Ce talent pour la communication est très probablement ce qui l'a rapidement opposé aux autorités religieuses, qui l'ont accusé d'hérésie. Le procès a hanté le Vatican pendant des siècles ; le traitement de Galilée par l'Église a entre autres nourri la revendication de droit à la liberté intellectuelle prôné par les Lumières.
Toutefois ce talent de simplification de la pensée scientifique avait des accents très autoritaires. « Tout le monde s'accorde à dire que Galilée était un incorrigible égoïste, si sûr de lui qu'il s'est mépris sur sa capacité à persuader les autorités du bien fondé de ses découvertes », note l'historien en astronomie Owen Gingerich au Centre d'astrophysique Harvard-Smithsonian.
Quels qu'aient pu être ses défauts, « Galilée était le porte-parole le plus éloquent de la nouvelle astronomie, le pionnier qui a dessiné les contours modernes de l'astronomie d'observation », estime Owen Gingerich.
Et au-delà de ses réalisations scientifiques, Galilée est resté dans l'imaginaire collectif comme un intrépide chercheur de vérité, une idée reprise dans la chanson Galileo du groupe rock-folk Indigo Girls. Il était, chantent-elles, « le roi de la vision nocturne, roi de la perspicacité. »
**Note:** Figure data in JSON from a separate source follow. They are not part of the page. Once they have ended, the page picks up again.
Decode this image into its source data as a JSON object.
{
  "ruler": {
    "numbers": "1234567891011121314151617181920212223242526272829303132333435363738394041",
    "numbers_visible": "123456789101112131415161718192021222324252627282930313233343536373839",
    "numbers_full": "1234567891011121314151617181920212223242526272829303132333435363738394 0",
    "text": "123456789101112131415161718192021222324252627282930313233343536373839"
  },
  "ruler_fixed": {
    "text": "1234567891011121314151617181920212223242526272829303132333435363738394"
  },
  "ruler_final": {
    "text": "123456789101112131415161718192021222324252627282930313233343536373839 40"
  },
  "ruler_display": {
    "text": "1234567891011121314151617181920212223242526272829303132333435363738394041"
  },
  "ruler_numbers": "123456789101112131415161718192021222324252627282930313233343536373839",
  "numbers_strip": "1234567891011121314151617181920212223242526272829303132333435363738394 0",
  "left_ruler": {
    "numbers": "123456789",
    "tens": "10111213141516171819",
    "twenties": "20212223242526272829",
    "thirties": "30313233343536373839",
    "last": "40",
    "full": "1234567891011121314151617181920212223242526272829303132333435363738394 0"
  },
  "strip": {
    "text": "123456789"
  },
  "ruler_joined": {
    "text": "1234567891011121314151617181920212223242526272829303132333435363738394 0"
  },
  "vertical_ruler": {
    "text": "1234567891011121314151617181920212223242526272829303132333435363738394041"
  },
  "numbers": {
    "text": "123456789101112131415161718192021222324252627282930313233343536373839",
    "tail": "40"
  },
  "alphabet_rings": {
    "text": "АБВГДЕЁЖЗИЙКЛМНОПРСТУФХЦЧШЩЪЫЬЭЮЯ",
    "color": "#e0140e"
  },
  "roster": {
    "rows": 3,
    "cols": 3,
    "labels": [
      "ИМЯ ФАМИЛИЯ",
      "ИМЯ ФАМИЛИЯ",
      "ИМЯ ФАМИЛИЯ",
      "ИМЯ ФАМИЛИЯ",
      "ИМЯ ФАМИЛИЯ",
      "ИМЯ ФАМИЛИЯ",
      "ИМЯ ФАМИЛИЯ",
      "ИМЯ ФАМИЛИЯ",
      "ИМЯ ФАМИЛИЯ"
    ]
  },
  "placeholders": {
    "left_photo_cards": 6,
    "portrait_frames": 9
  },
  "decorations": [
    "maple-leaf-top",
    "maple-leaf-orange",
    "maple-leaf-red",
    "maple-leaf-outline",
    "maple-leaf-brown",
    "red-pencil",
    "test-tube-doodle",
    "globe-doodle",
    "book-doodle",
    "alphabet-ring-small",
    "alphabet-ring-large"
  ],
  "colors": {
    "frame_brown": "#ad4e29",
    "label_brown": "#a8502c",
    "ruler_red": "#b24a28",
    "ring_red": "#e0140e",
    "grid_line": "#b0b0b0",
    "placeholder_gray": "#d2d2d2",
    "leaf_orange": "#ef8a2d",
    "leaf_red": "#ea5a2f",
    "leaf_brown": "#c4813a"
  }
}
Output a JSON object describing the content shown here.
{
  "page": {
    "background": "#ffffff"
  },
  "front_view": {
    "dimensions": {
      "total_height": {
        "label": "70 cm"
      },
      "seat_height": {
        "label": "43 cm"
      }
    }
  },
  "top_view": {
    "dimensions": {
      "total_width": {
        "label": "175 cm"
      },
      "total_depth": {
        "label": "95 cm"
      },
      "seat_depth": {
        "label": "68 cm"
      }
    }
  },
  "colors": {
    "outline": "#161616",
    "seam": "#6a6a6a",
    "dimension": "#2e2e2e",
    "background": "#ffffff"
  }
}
On se souvient aussi, plus de 450 ans après sa naissance, de la réponse de Galilée (a priori apocryphe) aux inquisiteurs: « Et pourtant, elle tourne ». Il parlait de la Terre, que le monde connaît désormais comme l'une des nombreuses planètes qui ponctuent l'immensité du cosmos. Une vision largement partagée aujourd'hui, que Galilée a participé à façonner plus qu'aucun de ses persécuteurs.